Z jakich źródeł informacji korzystasz? Sprawdź sam!
Interesującym dodatkiem do raportu specjalistów z Oksfordu jest agregator nierzetelnych informacji. Gromadzi on “śmieciowe treści” z badanych przez zespół sfer informacyjnych. Z jego pomocą można łatwo sprawdzić, z jakich źródeł informacji korzystamy – i przy okazji nieco się zdziwić. Do dokonywania tych odkryć i przeżywania zdziwień zachęcamy jednak każdego Czytelnika samodzielnie – na zakończenie dodamy, że w agregatorze można jednak znaleźć całkiem popularne polskojęzyczne serwisy i tytuły.
***
Całość raportu dostępna jest tutaj.
Tutaj z kolei znajduje się suplement zawierający szczegółowe dane.
Wszystkie tabelki i grafiki w tekście zostały wyjęte z treści raportu.

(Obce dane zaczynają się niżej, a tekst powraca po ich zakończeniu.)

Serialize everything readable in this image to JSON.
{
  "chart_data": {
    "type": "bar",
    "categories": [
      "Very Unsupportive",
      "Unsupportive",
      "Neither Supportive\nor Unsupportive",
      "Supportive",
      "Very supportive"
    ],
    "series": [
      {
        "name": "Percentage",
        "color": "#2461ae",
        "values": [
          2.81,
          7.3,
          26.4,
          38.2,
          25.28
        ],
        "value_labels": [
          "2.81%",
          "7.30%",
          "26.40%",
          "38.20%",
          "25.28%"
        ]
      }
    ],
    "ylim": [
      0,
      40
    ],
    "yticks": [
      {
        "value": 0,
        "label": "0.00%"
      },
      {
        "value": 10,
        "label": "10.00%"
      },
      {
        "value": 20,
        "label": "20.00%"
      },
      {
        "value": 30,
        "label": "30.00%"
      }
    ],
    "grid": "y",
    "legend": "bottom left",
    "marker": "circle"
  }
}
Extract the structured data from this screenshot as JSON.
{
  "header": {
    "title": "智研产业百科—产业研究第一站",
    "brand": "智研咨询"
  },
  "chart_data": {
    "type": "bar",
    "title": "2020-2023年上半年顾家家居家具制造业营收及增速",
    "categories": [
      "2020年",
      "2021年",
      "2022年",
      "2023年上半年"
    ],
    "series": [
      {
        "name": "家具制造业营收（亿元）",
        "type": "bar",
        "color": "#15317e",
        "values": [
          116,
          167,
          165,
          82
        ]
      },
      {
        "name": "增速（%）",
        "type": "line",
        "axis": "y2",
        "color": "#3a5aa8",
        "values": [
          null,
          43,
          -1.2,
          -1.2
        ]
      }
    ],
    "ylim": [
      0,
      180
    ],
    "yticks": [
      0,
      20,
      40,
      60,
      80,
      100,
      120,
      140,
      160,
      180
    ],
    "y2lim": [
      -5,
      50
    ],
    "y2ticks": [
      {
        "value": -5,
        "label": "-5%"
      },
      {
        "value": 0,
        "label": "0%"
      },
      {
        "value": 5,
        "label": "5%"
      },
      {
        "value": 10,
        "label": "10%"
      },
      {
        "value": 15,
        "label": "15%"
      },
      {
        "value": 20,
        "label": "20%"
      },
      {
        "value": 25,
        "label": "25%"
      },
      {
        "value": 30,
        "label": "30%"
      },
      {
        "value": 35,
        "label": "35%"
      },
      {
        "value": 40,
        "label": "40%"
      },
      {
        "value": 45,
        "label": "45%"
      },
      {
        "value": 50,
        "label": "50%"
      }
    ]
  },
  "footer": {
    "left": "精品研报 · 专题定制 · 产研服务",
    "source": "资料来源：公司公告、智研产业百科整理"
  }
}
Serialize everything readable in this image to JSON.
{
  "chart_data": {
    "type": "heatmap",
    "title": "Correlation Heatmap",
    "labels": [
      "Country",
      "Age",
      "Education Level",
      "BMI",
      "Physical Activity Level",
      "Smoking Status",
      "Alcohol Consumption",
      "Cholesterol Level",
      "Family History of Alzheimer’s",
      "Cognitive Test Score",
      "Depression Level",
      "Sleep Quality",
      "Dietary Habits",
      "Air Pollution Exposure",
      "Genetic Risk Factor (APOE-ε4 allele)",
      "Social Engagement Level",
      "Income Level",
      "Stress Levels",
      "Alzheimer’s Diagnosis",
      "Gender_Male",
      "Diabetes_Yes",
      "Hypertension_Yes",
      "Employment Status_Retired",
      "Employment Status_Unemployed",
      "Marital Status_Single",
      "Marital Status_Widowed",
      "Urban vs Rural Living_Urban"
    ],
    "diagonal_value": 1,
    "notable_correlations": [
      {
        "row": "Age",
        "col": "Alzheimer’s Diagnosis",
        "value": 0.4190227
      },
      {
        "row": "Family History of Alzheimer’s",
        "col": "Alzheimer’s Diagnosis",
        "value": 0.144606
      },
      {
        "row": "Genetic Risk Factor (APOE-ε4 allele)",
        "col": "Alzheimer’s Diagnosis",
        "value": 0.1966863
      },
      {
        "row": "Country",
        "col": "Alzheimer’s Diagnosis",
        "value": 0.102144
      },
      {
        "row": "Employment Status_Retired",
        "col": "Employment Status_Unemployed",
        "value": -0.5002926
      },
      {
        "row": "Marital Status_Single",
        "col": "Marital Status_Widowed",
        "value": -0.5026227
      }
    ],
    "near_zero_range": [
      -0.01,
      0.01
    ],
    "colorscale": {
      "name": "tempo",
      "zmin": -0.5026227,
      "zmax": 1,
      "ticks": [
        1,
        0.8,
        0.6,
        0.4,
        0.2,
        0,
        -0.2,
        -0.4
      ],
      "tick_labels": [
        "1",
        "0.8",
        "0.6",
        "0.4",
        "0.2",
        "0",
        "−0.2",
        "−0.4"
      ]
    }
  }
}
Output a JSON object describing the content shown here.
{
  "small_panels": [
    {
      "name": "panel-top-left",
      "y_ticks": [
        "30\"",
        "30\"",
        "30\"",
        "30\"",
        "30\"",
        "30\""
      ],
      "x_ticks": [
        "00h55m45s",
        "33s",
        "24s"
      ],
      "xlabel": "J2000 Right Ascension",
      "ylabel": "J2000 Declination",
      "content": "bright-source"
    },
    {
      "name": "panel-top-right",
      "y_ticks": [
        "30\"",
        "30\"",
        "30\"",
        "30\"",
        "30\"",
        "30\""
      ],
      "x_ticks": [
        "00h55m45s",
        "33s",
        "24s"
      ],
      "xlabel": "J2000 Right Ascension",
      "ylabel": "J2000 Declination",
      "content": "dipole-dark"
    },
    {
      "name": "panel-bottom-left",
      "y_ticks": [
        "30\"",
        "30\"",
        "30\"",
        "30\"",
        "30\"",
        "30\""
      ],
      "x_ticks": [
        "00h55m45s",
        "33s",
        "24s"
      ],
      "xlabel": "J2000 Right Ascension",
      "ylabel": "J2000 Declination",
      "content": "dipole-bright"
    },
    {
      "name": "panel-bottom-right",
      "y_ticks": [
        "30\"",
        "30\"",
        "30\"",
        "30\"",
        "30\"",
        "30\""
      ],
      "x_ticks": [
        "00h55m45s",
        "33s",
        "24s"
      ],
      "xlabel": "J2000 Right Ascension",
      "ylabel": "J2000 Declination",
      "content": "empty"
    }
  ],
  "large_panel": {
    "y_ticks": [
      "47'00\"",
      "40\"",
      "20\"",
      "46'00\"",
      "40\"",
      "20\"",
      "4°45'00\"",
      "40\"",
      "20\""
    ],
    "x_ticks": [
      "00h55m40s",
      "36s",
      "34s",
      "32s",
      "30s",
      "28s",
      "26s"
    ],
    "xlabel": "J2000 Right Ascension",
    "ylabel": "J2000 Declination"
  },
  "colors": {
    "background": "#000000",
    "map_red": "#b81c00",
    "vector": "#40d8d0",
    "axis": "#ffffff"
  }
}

Powyższy tekst jest jego opracowaniem. Nie oceniamy żadnych wzmiankowanych w raporcie ekspertów mediów ani platform. Naszym celem jest jedynie dostarczenie informacji na temat przeprowadzonej przez nich analizy.
Bardzo ciekawy i rzetelny tekst ( podawanie zrodel- tak jak powinno być w rzetelnym dziennikarstwie).
Mam pytanie-jaka jest różnica miedzy ‘junk news’ a ‘ fake news’? ‘Junk news’ nie jest tak fałszywy jak ‘ fake news’ ale jest skrajnie ideologiczny?
Dzień dobry,
Bardzo dziękujemy za komentarz. Jesteśmy z zawodu dziennikarzami, którzy postanowili zrobić coś “własnego” – cieszymy się, kiedy możemy czytać tak miłe słowa, jak Pani komentarz, gdyż sami uważamy podawanie źródeł i neutralność za wartości, które powinny towarzyszyć nam w pracy 🙂
Odnosząc się do Pani pytania – Junk News to “śmieciowe informacje”. One mogą, ale nie muszą być Fake News – fałszywymi informacjami. Junk News to szerokie pojęcie – to mogą być materiały niezgodne ze stanem faktycznym, ale przede wszystkim cechują je skrajna ideologizacja, polaryzacja, duża emocjonalność i rozmycie semantyczne, czasem celowo wprowadzające odbiorcę w błąd. Z takiej definicji korzystają również autorzy badania z Oksfordu.